Como solução de curto prazo, António Guterres voltou a insistir na sua proposta de um Pacote Global de Estímulos ao Desenvolvimento Sustentado para aumentar os prazos de financiamento da dívida, para o qual é necessária a cooperação entre os bancos multilaterais de desenvolvimento.

Neste sentido, António Guterres apelou à comunidade internacional para que siga o exemplo do Japão que, em Abril deste ano, se comprometeu a duplicar a percentagem das reservas monetárias de direitos especiais de retirada do Fundo Monetário Internacional – um activo de reserva internacional que complementa as reservas oficiais dos países membros – que serão realocadas em até 40% para os países mais pobres.

“Acho que tudo está muito claro […]. Quando digo que há uma consciência crescente entre os países desenvolvidos de que eles não estão a fazer o suficiente para reformar instituições obsoletas ou, muito menos, aliviar as frustrações do Sul Global (a zona mundial que inclui a maioria dos países do hemisfério sul, incluindo toda a África e Sul da Ásia) com uma política eficaz de solidariedade”, afirmou António Guterres.

Questionado sobre como pode o FMI ajudar os países africanos, confrontados não só com os efeitos da pandemia, mas também com a escassa margem de manobra orçamental, Alex Segura, conselheiro do Departamento Africano do Fundo Monetário Internacional (FMI), disse no dia 28 de Abril de 2022 que o apoio assenta em três pilares.

“Primeiro, o financiamento, através de programas de emergência e aumento dos recursos em novos programas, depois, conselhos, um diálogo profundo para discutir com as autoridades as medidas de política económica necessárias, e por último a assistência técnica, que serve para fortalecer as instituições e ajudar a definir políticas mais robustas nesta situação tão complicada”, disse o economista espanhol.

Uma das medidas fortemente recomendadas pelo FMI é a introdução de “medidas directas de apoio às camadas vulneráveis da população, com programas sociais específicos, em vez de um apoio generalizado ao controlo dos preços, que tem um impacto muito forte no Orçamento e não beneficia as camadas mais baixas da população”, explicou.

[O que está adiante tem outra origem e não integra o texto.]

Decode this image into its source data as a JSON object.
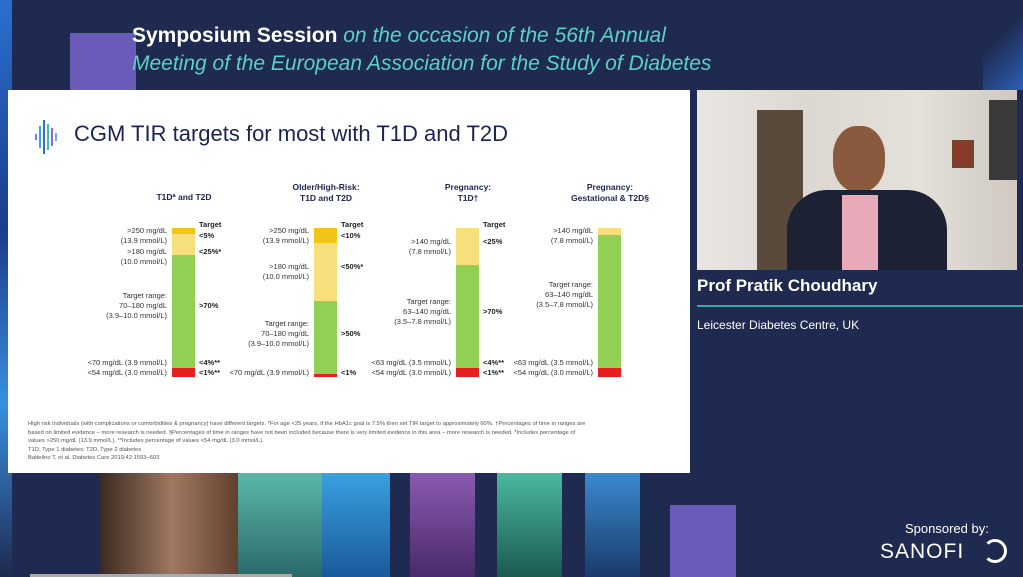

Questionado sobre como o apoio às camadas mais baixas da população pode ser feito num contexto de grande escassez de recursos e de alto endividamento, Alex Segura disse que o curso adequado de acção depende e varia de país para país.

“Angola, por exemplo, beneficiou muito do aumento dos preços dos combustíveis, porque é um país exportador de petróleo, a taxa de câmbio apreciou-se e a vulnerabilidade da dívida desceu muito, por isso o panorama é variável, em Cabo Verde, por outro lado, a taxa de crescimento baixou e a vulnerabilidade da dívida pode aumentar, por isso o cenário depende de país para país”, argumentou o conselheiro do departamento africano.

Ainda assim, explicou, há dois princípios que todos os países têm de gerir: preservar a sustentabilidade da dívida e apoiar os mais vulneráveis.

“Cada país tem de preservar a sustentabilidade da dívida, que se não for sustentável tem de ser reestruturada, que é um processo que demora tempo e precisa de um diálogo profundo com os credores, mas se for sustentável, é preciso preservá-la, e esse é um dos pilares da estabilidade”, afirmou.

O outro pilar é o da introdução de medidas de apoio às camadas mais vulneráveis da população, salientou, admitindo que preservar as finanças públicas “pode implicar um país ter de imprimir medidas de consolidação orçamental” e vincando que “é normal utilizar dívida como mecanismo de financiamento, mas de uma forma moderada porque o espaço orçamental é reduzido”.

O importante, concluiu, “é encontrar o equilíbrio entre preservar a sustentabilidade da dívida e introduzir medidas de apoio para protecção das camadas mais vulneráveis da população”.